I am building a basic pagination bar to separate posts into pages. I have 3 numeric values:
$posts_per_page
$total_pages
$clicked_page_number
So for example, I have 31 posts. And my $posts_per_page value is 15, which means that $total_pages becomes 3.
My question is, how do I calculate the lowest and highest post number of the selected page?
To explain this, using the values above, if user clicks on page 2, then tghe lowest post number is 16 and the highest post number is 30.
Let $p$ be the number of posts per page; $n_{\text{max}}$ the total number of posts and $n$ is the clicked page number.
When $n_{\text{max}} \leq p$, the analysis is easy: The first post is $1$ and the last one is $n_{\text{max}}$.

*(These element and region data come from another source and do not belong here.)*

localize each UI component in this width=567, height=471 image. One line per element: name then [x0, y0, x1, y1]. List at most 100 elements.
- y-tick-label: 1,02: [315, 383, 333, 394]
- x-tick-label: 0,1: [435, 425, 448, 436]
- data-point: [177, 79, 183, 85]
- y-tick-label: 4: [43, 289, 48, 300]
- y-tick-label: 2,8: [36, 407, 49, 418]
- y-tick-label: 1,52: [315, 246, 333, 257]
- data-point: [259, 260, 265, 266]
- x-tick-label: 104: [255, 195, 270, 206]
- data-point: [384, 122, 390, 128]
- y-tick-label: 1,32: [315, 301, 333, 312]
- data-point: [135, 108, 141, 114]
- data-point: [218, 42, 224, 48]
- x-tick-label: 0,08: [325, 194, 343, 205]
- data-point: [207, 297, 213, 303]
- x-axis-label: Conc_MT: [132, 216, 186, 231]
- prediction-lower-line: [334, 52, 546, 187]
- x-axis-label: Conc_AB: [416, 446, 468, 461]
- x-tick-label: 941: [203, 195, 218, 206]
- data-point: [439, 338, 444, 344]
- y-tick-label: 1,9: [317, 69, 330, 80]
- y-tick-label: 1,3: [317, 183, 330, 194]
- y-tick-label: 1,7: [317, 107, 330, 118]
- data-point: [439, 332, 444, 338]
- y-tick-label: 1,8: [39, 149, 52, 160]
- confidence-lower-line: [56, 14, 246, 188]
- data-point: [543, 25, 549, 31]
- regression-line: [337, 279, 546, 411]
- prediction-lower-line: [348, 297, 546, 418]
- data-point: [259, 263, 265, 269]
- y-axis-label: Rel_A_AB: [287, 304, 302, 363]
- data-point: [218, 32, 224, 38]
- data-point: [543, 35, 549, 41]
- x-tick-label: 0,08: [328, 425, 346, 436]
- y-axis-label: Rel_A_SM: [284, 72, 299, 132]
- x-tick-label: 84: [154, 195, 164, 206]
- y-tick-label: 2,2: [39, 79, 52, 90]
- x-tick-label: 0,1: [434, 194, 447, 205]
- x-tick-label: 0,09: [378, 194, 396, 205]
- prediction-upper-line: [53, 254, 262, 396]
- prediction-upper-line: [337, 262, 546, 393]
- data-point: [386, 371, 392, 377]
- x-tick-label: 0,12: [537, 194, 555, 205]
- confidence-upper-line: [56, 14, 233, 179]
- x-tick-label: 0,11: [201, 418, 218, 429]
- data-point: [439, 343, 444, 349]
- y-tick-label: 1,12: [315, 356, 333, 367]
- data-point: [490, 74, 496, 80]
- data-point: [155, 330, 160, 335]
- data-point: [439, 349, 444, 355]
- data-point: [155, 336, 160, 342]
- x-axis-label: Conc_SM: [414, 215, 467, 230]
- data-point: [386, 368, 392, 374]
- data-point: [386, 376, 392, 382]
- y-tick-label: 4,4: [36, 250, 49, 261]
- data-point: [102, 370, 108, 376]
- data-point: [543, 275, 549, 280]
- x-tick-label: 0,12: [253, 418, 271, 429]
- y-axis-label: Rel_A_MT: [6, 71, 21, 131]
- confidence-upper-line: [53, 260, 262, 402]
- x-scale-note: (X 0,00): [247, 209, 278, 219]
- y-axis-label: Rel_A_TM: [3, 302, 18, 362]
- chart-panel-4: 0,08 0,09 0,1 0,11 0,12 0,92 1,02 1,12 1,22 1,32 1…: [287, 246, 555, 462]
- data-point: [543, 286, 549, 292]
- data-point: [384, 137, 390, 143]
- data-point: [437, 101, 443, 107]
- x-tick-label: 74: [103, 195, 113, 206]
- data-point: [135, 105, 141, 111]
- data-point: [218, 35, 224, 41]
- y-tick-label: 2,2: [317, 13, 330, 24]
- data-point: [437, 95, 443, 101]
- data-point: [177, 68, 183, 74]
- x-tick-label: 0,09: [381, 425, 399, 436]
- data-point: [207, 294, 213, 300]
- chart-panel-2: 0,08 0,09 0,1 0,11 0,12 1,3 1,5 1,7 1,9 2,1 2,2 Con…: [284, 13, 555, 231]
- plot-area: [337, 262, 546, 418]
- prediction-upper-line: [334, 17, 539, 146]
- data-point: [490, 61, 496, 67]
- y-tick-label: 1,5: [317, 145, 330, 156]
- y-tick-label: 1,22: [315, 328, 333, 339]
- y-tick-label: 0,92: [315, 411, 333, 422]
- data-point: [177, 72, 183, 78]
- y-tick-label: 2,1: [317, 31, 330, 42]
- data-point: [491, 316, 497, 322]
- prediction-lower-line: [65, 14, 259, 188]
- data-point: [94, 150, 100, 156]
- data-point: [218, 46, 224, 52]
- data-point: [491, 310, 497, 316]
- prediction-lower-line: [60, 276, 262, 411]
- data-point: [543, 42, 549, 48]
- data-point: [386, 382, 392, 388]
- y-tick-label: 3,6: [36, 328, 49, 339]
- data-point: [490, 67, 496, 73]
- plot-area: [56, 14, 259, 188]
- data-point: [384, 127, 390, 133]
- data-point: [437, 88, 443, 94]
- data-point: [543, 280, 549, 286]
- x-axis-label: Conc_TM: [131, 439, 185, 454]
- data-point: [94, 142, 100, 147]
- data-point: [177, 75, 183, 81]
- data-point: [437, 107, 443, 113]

If $ n_{\text{max}} > p$, the posts will be distributed on different pages. In your example, the posts are distributed like so: $$ 31 = 15 + 15 + 1 $$ If there are many posts, how many are on the last page? The answer is the remainder of division between $n_{\text{max}}$ and $p$. Therefore, the post distribution in your example is $$ [1\dots 15],\quad [16\dots 30], \quad [31] $$ In general, we would have $$ [1, \dots p], \quad [p+1 \dots 2p], \quad [2p+1 \dots 3p], \quad \dots \quad ,[n_{\text{max}}-b,n_{\text{max}}-b + 1, \dots n_{\text{max}} ] $$ In this, I had to notate $b$ to be the remainder of the division. Usually, in programming, $$ b = MOD(n_{\text{max}}, p) $$ In practice you have to divide the analysis into the two cases like I did. Do you know how to do it now?